Those deadly ingredients form the signature weapon of the war in Iraq:
improvised explosive devices, known by anybody who watches the news as
IEDs.
Some of the impact of these roadside bombs is brutally clear: Troops are
maimed by projectiles, poisoned by clouds of bacteria-laced debris and
burned by post-blast flames. But the IEDs have added a new dimension to
battlefield injuries: injuries and even deaths among troops who have no
external signs of trauma but whose brains have been severely damaged.

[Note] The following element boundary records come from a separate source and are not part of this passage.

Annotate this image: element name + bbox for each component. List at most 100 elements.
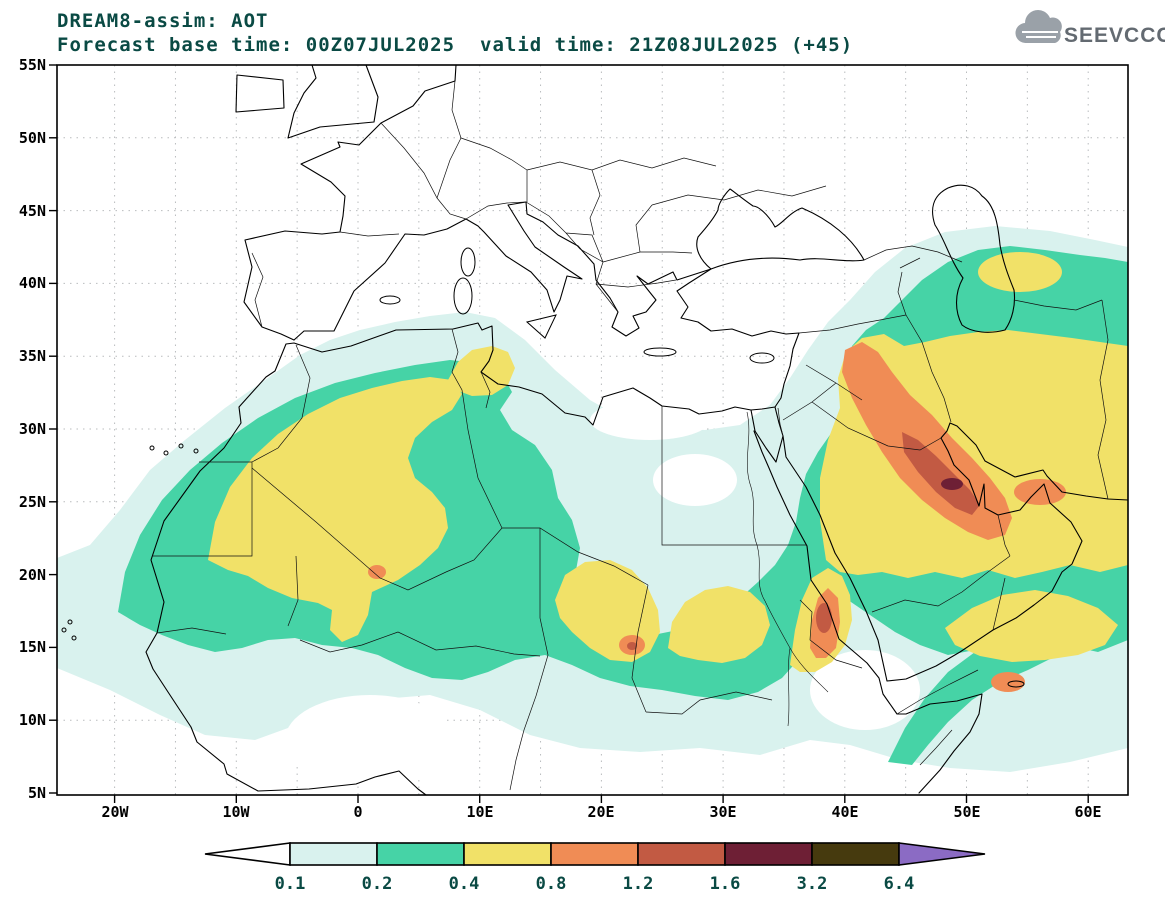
colorbar-tick-label: 0.1 (275, 874, 306, 894)
lat-tick-label: 30N (19, 420, 46, 438)
lon-tick-label: 20W (101, 803, 129, 821)
border-line (602, 204, 693, 263)
lat-tick-label: 20N (19, 566, 46, 584)
lon-tick-label: 10W (222, 803, 250, 821)
colorbar-cell (550, 842, 639, 866)
lat-tick-label: 55N (19, 56, 46, 74)
border-line (535, 528, 549, 697)
lat-tick-label: 40N (19, 274, 46, 292)
aot-region-orange-hormuz (1014, 479, 1066, 505)
lon-tick-label: 10E (466, 803, 493, 821)
border-line (871, 514, 1011, 631)
border-line (525, 201, 677, 313)
border-line (502, 527, 649, 586)
colorbar-arrow-below (204, 842, 291, 866)
border-line (251, 252, 264, 328)
canary-islands (193, 448, 199, 454)
socotra-island (1007, 680, 1025, 688)
border-line (451, 328, 503, 529)
italy-coast (465, 201, 583, 313)
border-line (251, 344, 311, 463)
lat-tick-label: 5N (28, 784, 46, 802)
lat-tick-label: 10N (19, 711, 46, 729)
aot-region-yellow-sudan (668, 586, 770, 663)
red-sea-africa-coast (753, 430, 983, 794)
lat-tick-label: 15N (19, 638, 46, 656)
lat-axis: 55N 50N 45N 40N 35N 30N 25N 20N 15N 10N … (19, 56, 46, 802)
turkey-levant-coast (676, 268, 800, 411)
border-line (1013, 299, 1109, 500)
black-sea-coast (696, 188, 865, 270)
border-line (465, 201, 527, 220)
border-line (156, 555, 399, 653)
border-line (397, 631, 541, 657)
border-line (631, 584, 649, 713)
colorbar-tick-label: 0.8 (536, 874, 567, 894)
aot-region-red-chad (627, 642, 637, 650)
aot-region-maroon-gulf-core (941, 478, 963, 490)
sicily-island (525, 314, 557, 339)
colorbar-tick-label: 0.2 (362, 874, 393, 894)
border-line (509, 695, 537, 791)
canary-islands (163, 450, 169, 456)
coastlines (145, 64, 1129, 796)
colorbar-cell (289, 842, 378, 866)
aot-region-red-eritrea (816, 603, 832, 633)
colorbar-tick-label: 3.2 (797, 874, 828, 894)
border-line (436, 80, 528, 202)
africa-coast (145, 322, 752, 796)
border-line (799, 599, 979, 766)
aot-region-red-gulf (902, 432, 980, 515)
cloud-icon (1015, 9, 1062, 44)
aot-region-green-somalia (888, 634, 1062, 765)
lon-tick-label: 0 (353, 803, 362, 821)
colorbar-arrow-above (898, 842, 986, 866)
border-line (661, 406, 806, 546)
clear-patch-ethiopia (810, 650, 920, 730)
lat-tick-label: 45N (19, 202, 46, 220)
colorbar-tick-label: 0.4 (449, 874, 480, 894)
lon-tick-label: 40E (831, 803, 858, 821)
sardinia-island (453, 277, 473, 315)
border-line (380, 122, 467, 220)
clear-patch-libya-coast (590, 400, 710, 440)
border-line (798, 271, 952, 423)
border-line (589, 169, 601, 236)
colorbar-labels: 0.1 0.2 0.4 0.8 1.2 1.6 3.2 6.4 (275, 874, 915, 894)
colorbar-cell (811, 842, 900, 866)
border-line (152, 461, 253, 557)
clear-patch-guinea (285, 695, 455, 785)
lon-tick-label: 30E (709, 803, 736, 821)
border-line (777, 364, 942, 451)
aot-region-yellow-west-sahara (208, 346, 515, 642)
cyprus-island (749, 352, 775, 364)
lat-tick-label: 50N (19, 129, 46, 147)
map-title: DREAM8-assim: AOT (57, 10, 268, 32)
border-line (651, 185, 827, 206)
lon-tick-label: 60E (1074, 803, 1101, 821)
country-borders (152, 80, 1109, 791)
nile-river (746, 411, 829, 727)
map-frame (56, 64, 1129, 796)
cape-verde-islands (71, 635, 77, 641)
colorbar-cell (376, 842, 465, 866)
colorbar-cell (463, 842, 552, 866)
crete-island (643, 347, 677, 357)
cape-verde-islands (67, 619, 73, 625)
border-line (251, 467, 503, 591)
britain-coast (287, 64, 379, 139)
axis-ticks (49, 64, 1089, 803)
cape-verde-islands (61, 627, 67, 633)
lon-tick-label: 50E (953, 803, 980, 821)
iberia-france-coast (243, 64, 457, 341)
sinai-coast (750, 406, 784, 463)
lat-tick-label: 25N (19, 493, 46, 511)
colorbar-tick-label: 1.2 (623, 874, 654, 894)
colorbar (204, 842, 986, 866)
aot-region-yellow-caspian (978, 252, 1062, 292)
balkans-greece-coast (525, 201, 712, 337)
ireland-coast (235, 74, 285, 113)
border-line (339, 231, 400, 237)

Iraq has brought back one of the worst afflictions of World War I trench
warfare: shell shock. The brain of a soldier exposed to a roadside bomb
is shocked, truly.
About 1,800 U.S. troops, according to the Department of Veterans
Affairs, are suffering from traumatic brain injuries caused by
penetrating wounds. But neurologists worry that hundreds of thousands
more — at least 30 percent of the troops who have engaged in active
combat for four months or longer in Iraq and Afghanistan — are at risk
of potentially disabling neurological disorders from the blast waves of
IEDs and mortars, without suffering a scratch.
For the first time, the U.S. military is treating more head injuries
than chest or abdominal wounds, and it is ill-equipped to do so.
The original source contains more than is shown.